Claire drove back down the long driveway, past the Old Stables where she lived, spotting that Callum wasn’t home yet, and on into the village. It was time to fetch Amy from the childminder.
‘Oh, Dad,’ she said to herself as she parked the car on the quiet lane, her head tilted back against the seat. She couldn’t bear to see her father deteriorate in such a short period of time and, since his diagnosis, she’d been desperate to do something helpful for him. Until now, she had no idea what that could be.
Behind all the worry and concern, Claire felt the first glimmer of a plan hatching. She smiled to herself as she locked the car. She’d read up on how this sort of thing could help, and she reckoned it would do him the world of good. Her mind was made up.
Chapter Three
Callum knew Marcus must already be home as he unlocked the front door to the Old Stables. He felt the resonant thud-thud of the bass beat in the floor, the walls, even the air, before he actually heard his son’s music.

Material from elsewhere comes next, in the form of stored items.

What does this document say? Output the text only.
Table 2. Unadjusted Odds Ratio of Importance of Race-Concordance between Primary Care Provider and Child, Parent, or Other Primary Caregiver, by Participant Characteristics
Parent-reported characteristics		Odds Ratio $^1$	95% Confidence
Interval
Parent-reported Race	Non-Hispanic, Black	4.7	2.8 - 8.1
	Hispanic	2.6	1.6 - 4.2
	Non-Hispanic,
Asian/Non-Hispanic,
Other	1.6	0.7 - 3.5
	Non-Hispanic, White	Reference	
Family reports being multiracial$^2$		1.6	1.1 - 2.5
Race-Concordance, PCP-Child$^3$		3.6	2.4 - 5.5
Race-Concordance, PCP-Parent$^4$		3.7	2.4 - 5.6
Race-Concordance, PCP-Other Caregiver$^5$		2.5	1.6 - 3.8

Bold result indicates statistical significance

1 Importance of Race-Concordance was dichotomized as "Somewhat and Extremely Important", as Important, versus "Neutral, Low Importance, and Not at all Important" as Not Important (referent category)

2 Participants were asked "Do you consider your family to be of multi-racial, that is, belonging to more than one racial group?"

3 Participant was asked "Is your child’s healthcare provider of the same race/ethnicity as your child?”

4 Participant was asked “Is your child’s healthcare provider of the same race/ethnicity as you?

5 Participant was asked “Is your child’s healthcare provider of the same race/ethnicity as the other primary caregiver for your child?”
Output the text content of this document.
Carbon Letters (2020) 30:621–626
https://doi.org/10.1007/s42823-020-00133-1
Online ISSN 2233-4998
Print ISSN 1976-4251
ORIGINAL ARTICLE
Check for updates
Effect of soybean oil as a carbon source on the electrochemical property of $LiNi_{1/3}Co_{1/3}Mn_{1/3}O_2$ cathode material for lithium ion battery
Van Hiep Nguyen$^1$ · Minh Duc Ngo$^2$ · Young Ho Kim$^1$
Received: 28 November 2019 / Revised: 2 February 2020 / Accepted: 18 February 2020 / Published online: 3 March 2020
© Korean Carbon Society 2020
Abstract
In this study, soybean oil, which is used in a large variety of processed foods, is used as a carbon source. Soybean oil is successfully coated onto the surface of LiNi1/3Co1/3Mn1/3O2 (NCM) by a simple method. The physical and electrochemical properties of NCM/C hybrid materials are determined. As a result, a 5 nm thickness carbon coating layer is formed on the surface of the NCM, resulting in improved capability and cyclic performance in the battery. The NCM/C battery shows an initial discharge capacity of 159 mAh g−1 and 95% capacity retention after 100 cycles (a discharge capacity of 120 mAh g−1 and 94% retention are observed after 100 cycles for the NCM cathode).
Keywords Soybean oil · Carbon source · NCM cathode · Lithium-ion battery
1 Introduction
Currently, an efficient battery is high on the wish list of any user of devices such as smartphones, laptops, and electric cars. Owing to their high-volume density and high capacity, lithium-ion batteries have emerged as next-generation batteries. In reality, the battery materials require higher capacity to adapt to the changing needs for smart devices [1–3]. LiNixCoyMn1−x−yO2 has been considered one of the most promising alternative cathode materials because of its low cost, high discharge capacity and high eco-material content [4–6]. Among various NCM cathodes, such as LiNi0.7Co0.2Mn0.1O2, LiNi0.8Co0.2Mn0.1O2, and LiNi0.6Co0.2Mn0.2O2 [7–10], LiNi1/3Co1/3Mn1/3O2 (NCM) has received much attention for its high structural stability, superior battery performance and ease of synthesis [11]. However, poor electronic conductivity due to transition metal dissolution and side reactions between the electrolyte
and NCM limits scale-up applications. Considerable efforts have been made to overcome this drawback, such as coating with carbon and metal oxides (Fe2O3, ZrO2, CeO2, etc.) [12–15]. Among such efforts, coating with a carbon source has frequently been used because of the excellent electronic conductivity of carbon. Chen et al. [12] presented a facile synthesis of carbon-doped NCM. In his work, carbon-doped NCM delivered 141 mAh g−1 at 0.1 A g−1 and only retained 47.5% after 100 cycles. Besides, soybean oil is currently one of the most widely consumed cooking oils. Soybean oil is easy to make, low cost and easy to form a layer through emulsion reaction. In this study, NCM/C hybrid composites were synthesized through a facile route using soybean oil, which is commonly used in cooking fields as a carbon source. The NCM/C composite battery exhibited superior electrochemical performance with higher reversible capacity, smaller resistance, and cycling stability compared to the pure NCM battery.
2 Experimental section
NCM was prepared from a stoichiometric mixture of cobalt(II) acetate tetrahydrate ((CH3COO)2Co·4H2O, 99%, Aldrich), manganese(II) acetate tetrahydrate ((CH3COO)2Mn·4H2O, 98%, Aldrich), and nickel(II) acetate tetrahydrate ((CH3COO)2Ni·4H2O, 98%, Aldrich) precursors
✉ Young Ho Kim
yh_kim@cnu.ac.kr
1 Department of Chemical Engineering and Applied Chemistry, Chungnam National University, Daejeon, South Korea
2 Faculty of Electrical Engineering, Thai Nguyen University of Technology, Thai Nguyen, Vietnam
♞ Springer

The breakfast remains were still on the kitchen table – exactly how Claire had left it as she’d dashed out for the school run and then on to work, except now the cat had dragged a piece of toast onto the floor and licked off the butter. The ginger tom wound between Callum’s feet as he poured a glass of water.
‘Anyone else home?’ he called out, swigging and wiping his mouth with the back of his hand. ‘Claire?’
Nothing. He supposed she would be fetching Amy.
He went back to the hall and picked up the newspaper from the mat, settling down in his favourite armchair to have half-an-hour’s read before the evening chaos began. But for some reason, he couldn’t concentrate.